Climate panic was the warm-up. AI control is the main event.

The new currency of power

The world once revolved around oil and gas. Today, it revolves around the electricity demanded by server farms, the chips that power machine learning, and the data that can be used to manipulate or silence entire populations. The global contest is no longer over barrels and pipelines — it is over who gets to flip the digital switch. Whoever controls energy now controls information. And whoever controls information controls civilization.

Climate alarmism gave elites a pretext to centralize power over energy. Artificial intelligence gives them a mechanism to centralize power over people. The future battles will not be about carbon — they will be about control.

Two futures — both ending in tyranny

Americans are already being pushed into what look like two opposing movements, but both leave the individual powerless.

The first is the technocratic empire being constructed in the name of innovation. In its vision, human work will be replaced by machines, and digital permissions will subsume personal autonomy.

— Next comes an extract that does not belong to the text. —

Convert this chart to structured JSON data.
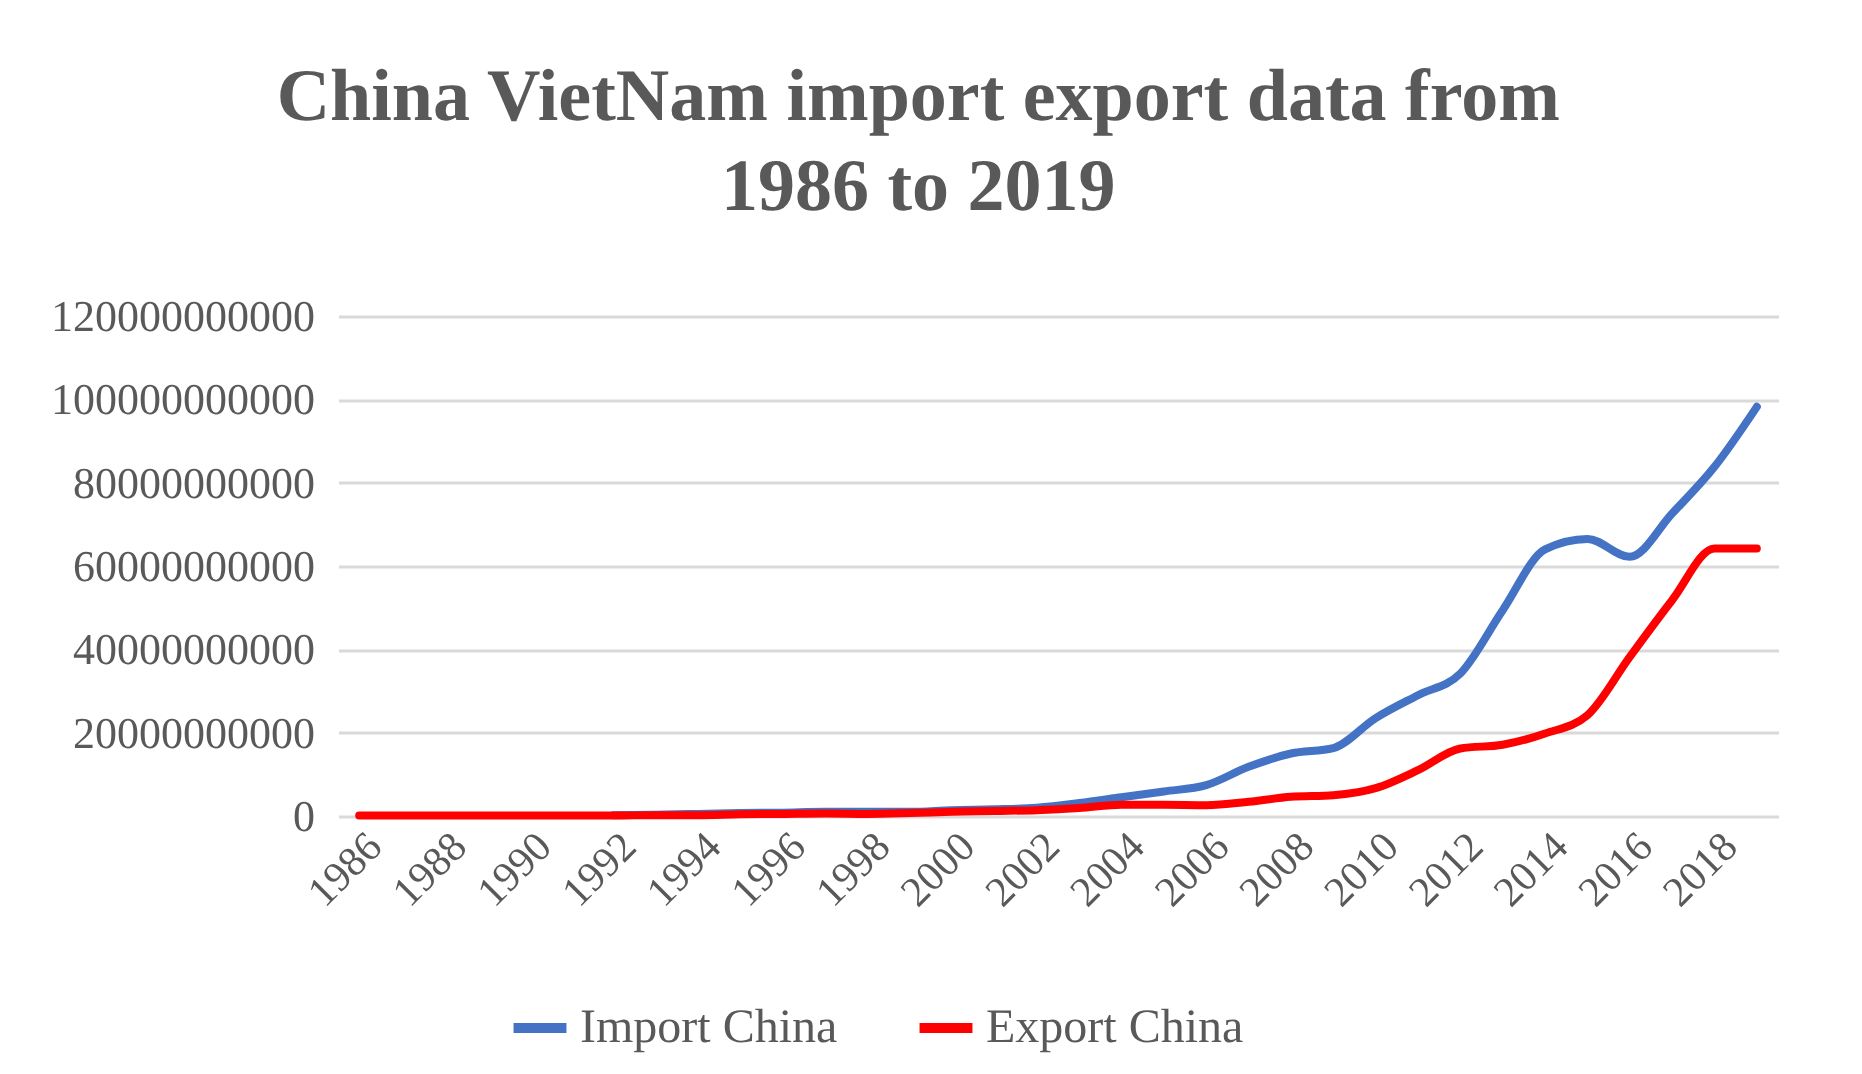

Government and corporations merge into a single authority. Your identity, finances, medical decisions, and speech rights become access points monitored by biometric scanners and enforced by automated gatekeepers. Every step, purchase, and opinion is tracked under the noble banner of “efficiency.”

The second is the green de-growth utopia being marketed as “compassion.” In this vision, prosperity itself becomes immoral. You will own less because “the planet” requires it. Elites will redesign cities so life cannot extend beyond a 15-minute walking radius, restrict movement to save the Earth, and ration resources to curb “excess.” It promises community and simplicity, but ultimately delivers enforced scarcity. Freedom withers when surviving becomes a collective permission rather than an individual right.

Both futures demand that citizens become manageable — either automated out of society or tightly regulated within it. The ruling class will embrace whichever version gives them the most leverage in any given moment.

Climate panic was losing its grip. AI dependency — and the obedience it creates — is far more potent.

The forgotten way

A third path exists, but it is the one today’s elites fear most: the path laid out in our Constitution. The founders built a system that assumes human beings are not subjects to be monitored or managed, but moral agents equipped by God with rights no government — and no algorithm — can override.

Hesham Elsherif / Stringer | Getty Images

That idea remains the most “disruptive technology” in history. It shattered the belief that people need kings or experts or global committees telling them how to live. No wonder elites want it erased.

Soon, you will be told you must choose: Live in a world run by machines or in a world stripped down for planetary salvation. Digital tyranny or rationed equality. Innovation without liberty or simplicity without dignity.

Both are traps.

The only way

The only future worth choosing is the one grounded in ordered liberty — where prosperity and progress exist alongside moral responsibility and personal freedom and human beings are treated as image-bearers of God — not climate liabilities, not data profiles, not replaceable hardware components.

Bill Gates can change his tune. The media can change the script. But the agenda remains the same.

They no longer want to save the planet. They want to run it, and they expect you to obey.